Gepubliceerd op: 18-5-2022

Het Openbaar Ministerie heeft geen bewijs gevonden dat een beschieting door Nederlandse militairen in 2007 in de Afghaanse provincie Uruzgan onrechtmatig was.
De marechaussee deed daar onderzoek naar. Aanleiding was een publicatie eind 2020 in Trouw, waarin een oud-militair vertelde dat hij Afghaanse huizen beschoot en mogelijk burgers doodde.
“Het is heel aannemelijk dat er op mensen is geschoten, maar wat de gevolgen daarvan zijn geweest, weten we niet”, zegt officier van justitie Peter de Boer. “We kunnen niet onomstotelijk vaststellen dat er doden of gewonden zijn gevallen. De enige bron die dat bevestigt, is onderschept radioverkeer. En als er inderdaad doden of gewonden waren, weten we ook niet of het Taliban waren of burgers.”

Op twee woningen geschoten
Volgens oud-militair Servie Hölzken reed zijn pantsergenie-eenheid in de zomer van 2007 langs bewoond gebied in de Chora-vallei in Uruzgan, toen met afluisterapparatuur mogelijk walkietalkieverkeer van de Taliban werd opgevangen. Hölzken vertelde dat hij vervolgens van zijn commandant opdracht kreeg om vanuit een pantserwagen met een zware mitrailleur op twee huizen te schieten, om te kijken of er een reactie kwam.
Nadat de commandant de vermoede Talibanstrijders via de walkietalkie over het mitrailleurvuur had horen praten en ze uit het tweede huis mensen zagen rennen, kreeg Hölzken naar eigen zeggen het bevel op hen te schieten, ook al meldde hij dat hij geen wapens zag. Volgens de veteraan werd er tijdens het hele incident niet op de Nederlanders geschoten.

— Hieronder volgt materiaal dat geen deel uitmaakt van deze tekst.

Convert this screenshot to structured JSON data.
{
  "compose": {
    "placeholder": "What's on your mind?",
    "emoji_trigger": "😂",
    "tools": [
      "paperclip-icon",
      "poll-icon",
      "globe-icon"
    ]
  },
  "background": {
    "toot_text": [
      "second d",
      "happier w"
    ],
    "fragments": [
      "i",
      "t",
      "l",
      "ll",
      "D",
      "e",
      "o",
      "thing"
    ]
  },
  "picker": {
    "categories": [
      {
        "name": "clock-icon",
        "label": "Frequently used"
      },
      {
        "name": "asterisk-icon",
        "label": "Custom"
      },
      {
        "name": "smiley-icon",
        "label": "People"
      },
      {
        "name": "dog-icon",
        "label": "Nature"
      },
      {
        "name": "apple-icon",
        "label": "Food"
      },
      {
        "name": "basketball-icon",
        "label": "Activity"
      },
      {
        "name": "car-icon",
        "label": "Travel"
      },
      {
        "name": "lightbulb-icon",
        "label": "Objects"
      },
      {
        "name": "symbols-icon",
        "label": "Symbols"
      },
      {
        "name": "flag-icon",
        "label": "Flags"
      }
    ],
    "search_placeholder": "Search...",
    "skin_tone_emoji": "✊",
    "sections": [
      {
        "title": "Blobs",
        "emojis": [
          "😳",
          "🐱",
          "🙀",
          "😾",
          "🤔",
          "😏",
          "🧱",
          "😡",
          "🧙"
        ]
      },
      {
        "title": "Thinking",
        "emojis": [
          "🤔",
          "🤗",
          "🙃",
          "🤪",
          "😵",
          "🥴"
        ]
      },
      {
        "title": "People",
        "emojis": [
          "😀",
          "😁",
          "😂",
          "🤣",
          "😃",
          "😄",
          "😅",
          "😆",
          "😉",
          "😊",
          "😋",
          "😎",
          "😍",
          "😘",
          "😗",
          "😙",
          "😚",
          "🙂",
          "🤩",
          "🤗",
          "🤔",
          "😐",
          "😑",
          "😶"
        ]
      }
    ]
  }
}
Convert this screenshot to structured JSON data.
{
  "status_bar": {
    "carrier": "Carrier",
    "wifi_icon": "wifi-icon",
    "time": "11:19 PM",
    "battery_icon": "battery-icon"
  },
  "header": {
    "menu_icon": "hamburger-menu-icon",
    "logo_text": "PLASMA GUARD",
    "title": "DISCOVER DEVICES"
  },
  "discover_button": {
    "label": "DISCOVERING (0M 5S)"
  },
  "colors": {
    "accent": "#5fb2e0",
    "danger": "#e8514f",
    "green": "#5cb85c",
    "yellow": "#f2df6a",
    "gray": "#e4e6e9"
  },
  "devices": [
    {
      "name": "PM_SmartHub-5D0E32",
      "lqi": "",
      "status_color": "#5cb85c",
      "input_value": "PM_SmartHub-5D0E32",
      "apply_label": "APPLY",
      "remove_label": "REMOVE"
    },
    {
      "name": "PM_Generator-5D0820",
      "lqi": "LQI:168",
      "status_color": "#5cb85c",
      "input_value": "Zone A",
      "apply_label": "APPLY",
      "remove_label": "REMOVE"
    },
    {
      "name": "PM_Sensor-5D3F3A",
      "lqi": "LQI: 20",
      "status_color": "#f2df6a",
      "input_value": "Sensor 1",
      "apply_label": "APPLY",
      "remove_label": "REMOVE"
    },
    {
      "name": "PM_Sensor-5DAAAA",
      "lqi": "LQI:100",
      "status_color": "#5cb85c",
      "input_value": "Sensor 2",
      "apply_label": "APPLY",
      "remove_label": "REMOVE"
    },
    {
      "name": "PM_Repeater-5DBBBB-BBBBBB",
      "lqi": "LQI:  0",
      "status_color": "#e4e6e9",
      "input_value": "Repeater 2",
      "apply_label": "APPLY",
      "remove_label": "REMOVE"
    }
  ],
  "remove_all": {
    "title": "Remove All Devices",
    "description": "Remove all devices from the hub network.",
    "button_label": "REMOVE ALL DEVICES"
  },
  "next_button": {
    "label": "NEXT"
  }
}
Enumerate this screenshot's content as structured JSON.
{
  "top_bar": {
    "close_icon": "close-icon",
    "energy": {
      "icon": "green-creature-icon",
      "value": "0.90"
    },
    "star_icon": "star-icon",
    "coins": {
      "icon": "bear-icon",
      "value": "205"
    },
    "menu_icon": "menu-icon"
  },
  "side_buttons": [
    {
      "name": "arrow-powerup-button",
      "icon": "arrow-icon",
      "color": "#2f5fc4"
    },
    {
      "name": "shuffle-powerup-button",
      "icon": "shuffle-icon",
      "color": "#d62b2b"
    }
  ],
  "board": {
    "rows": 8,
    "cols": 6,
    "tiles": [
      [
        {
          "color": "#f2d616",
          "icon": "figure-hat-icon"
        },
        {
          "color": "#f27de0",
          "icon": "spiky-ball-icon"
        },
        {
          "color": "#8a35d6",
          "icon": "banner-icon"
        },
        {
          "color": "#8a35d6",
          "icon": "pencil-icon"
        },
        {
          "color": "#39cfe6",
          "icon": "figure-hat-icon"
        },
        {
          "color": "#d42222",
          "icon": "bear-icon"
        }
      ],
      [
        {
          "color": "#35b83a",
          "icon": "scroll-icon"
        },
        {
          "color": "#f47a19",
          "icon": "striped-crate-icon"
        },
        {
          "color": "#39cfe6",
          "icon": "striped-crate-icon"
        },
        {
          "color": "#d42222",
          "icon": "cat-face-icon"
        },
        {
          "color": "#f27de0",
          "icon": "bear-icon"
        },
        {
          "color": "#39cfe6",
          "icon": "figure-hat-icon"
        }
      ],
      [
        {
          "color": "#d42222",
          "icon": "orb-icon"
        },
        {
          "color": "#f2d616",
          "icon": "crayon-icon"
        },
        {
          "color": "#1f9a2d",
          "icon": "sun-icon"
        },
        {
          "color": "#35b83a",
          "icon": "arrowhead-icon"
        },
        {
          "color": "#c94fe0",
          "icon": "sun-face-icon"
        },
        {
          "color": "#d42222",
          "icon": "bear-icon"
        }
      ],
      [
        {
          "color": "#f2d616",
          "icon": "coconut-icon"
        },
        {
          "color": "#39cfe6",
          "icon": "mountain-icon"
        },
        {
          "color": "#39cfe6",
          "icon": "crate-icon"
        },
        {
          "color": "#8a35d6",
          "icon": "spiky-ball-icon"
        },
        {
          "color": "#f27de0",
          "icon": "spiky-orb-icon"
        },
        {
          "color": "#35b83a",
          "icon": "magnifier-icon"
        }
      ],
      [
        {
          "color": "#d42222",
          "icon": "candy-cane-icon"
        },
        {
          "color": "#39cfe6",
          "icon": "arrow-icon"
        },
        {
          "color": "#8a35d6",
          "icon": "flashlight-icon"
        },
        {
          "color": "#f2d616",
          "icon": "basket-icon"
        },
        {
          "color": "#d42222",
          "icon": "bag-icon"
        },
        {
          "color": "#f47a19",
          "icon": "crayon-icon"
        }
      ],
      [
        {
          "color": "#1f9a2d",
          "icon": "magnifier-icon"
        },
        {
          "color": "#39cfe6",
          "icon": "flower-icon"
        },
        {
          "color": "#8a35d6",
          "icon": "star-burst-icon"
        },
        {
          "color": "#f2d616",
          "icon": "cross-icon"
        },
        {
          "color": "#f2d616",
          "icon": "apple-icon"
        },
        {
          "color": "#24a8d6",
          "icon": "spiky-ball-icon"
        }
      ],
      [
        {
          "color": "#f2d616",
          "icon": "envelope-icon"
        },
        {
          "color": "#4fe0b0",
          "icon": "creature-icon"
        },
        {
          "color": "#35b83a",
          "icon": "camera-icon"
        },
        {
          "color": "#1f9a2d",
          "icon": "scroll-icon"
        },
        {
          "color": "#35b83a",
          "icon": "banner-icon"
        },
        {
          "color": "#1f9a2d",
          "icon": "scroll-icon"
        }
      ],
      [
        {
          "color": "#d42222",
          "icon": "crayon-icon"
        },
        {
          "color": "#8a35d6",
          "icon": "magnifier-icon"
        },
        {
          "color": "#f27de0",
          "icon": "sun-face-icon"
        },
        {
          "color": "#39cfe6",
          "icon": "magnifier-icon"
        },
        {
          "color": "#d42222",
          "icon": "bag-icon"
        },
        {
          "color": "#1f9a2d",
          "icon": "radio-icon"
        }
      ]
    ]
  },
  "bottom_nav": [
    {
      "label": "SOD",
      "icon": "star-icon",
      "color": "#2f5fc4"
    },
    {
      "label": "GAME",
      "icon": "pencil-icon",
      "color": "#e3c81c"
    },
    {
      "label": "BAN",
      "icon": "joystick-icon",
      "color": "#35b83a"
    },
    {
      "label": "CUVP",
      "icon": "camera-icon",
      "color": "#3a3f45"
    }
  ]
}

Alsnog vervolging afdwingen
De marechaussee deed ruim een jaar onderzoek naar de zaak. Rechercheurs bekeken onder meer stukken van Defensie, bestudeerden een dagboek van een veteraan, luisterden de telefoons van militairen en veteranen af, en verhoorden Hölzken en zijn vroegere collega’s. Ze kwamen tot de conclusie dat de beschieting naar alle waarschijnlijkheid plaatsvond op 1 juli 2007 in de Chora-vallei.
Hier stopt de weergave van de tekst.